Lei de 2018 mudou o caráter da Codemig
Até 2018 a Codemig era a empresa responsável pelo desenvolvimento econômico do Estado e agregava diversas outras empresas do governo. Em agosto de 2018, o então governador de Minas Gerais Fernando Pimentel promulgou a Lei 22828, que abriu o capital da Codemig e transferiu diversas de suas atribuições para a Codemge, empresa criada pela mesma lei. Hoje a Codemig é voltada especificamente para a extração do nióbio e passou a ser sociedade anônima de companhia aberta.
Zema alega que a Codemig seria a primeira empresa do estado a ser vendida porque seus produtos não atingem diretamente os mineiros. No entanto, o que facilita a venda e provavelmente explica ela ser a primeira empresa na lista das privatizações, é o fato Constituição exigir para privatização da Cemig, Copasa e Gasmig a aprovação de por 2/3 dos deputados estaduais e pela maioria dos mineiros por meio de um plebiscito popular.
O que os mineiros perdem com a venda da Codemig?
O nióbio produzido em Araxá responde por 75% de toda a produção mundial. Sua produção anual é de 70 mil toneladas da liga de ferronióbio. Para se ter uma dimensão da riqueza e potencial econômico deste mineral, uma tonelada de nióbio é vendida por U$$ 26 mil. O valor é cerca de trezentas vezes mais do que a de minério de ferro, atualmente vendida a cerca de U$$ 76 a tonelada. Para o professor de geologia e especialista em política mineral Cláudio Scliar, o que o governo deveria fazer mediante a situação alarmante do caixa do Estado e o enorme potencial atual e futuro da extração do nióbio é se apoderar mais dessa riqueza que o Estado detém. “Para resolver problema do Estado governador está matando a galinha dos ovos de ouro. A preocupação do governador deveria ser a agregação de valor a estes insumos e não a venda da Codemig”, afirma o pesquisador.

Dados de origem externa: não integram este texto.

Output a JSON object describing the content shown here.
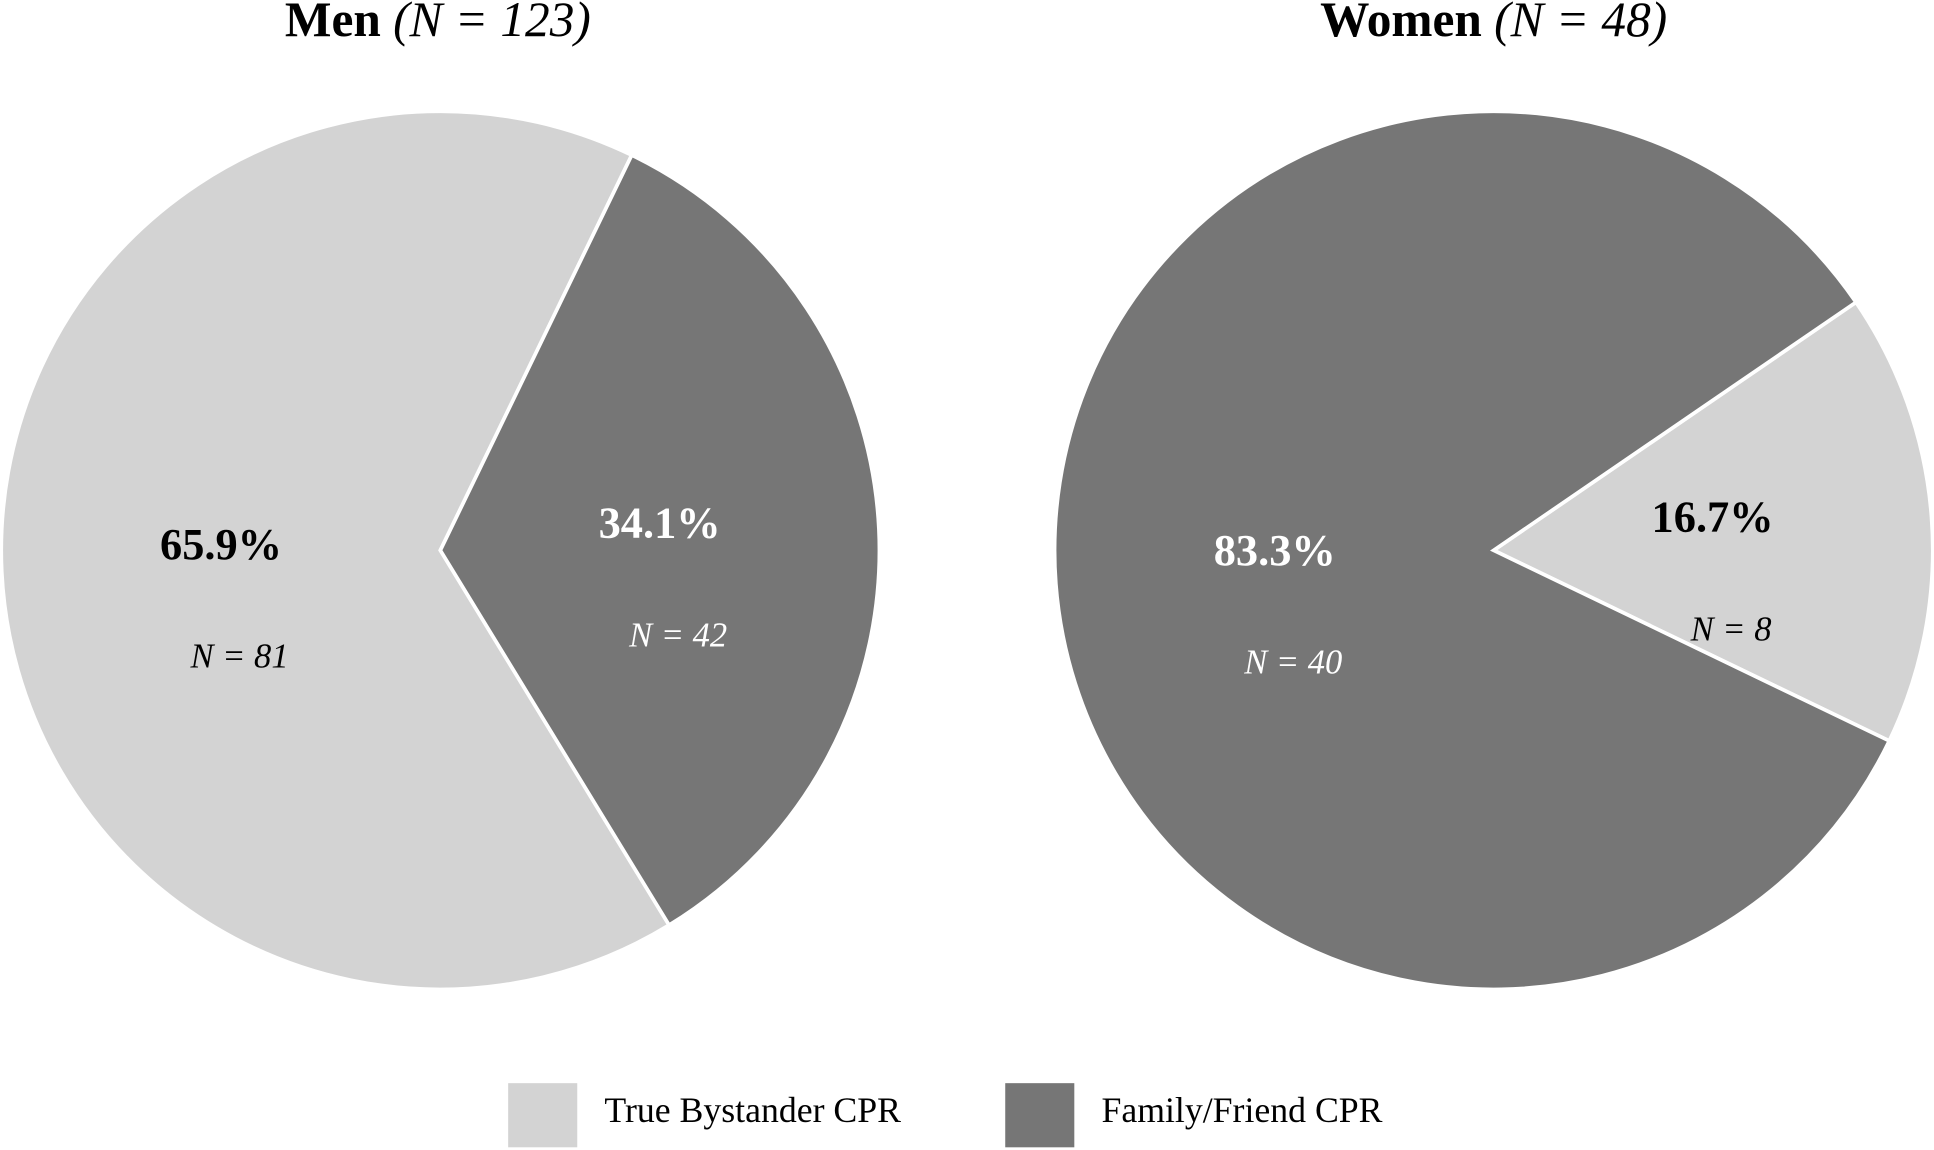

Tribunal de Contas do Estado pede explicações ao governo
Assim que Zema apresentou os projetos na ALMG, o Tribunal de Contas do Estado pediu esclarecimentos ao governador, à Secretaria de Planejamento e Gestão e ao presidente da Codemig sobre a cessão de créditos e de privatização da empresa. As respostas aos pedidos de esclarecimentos, está em análise no órgão desde o último dia 21. O TCE vai analisar a legalidade dos atos do Poder Executivo, podendo impor ao governo recomendações, medidas cautelares ou sanções. Ainda não há previsão de quando o Tribunal de Contas dará o seu parecer sobre o caso.
Tramitação dos projetos
No último dia 20 o plenário da Assembleia Legislativa aprovou em 1° turno, por unanimidade, o PL 1205/19 que trata da cessão de créditos do nióbio. O texto deve ir para votação em segundo turno já na próxima semana, no entanto, antes de ir ao plenário, deverá ser analisado em audiência pública pelas comissões de Minas e Energia e Administração Pública.
Já o PL 1202/19 que trata da adesão do Estado ao Regime de Recuperação Fiscal está em avaliação na Comissão de Constituição e Justiça, assim como o Projeto 1203/19 que trata da venda da Codemig. Todas as propostas devem passar por pelo menos duas comissões para que cheguem ao Plenário.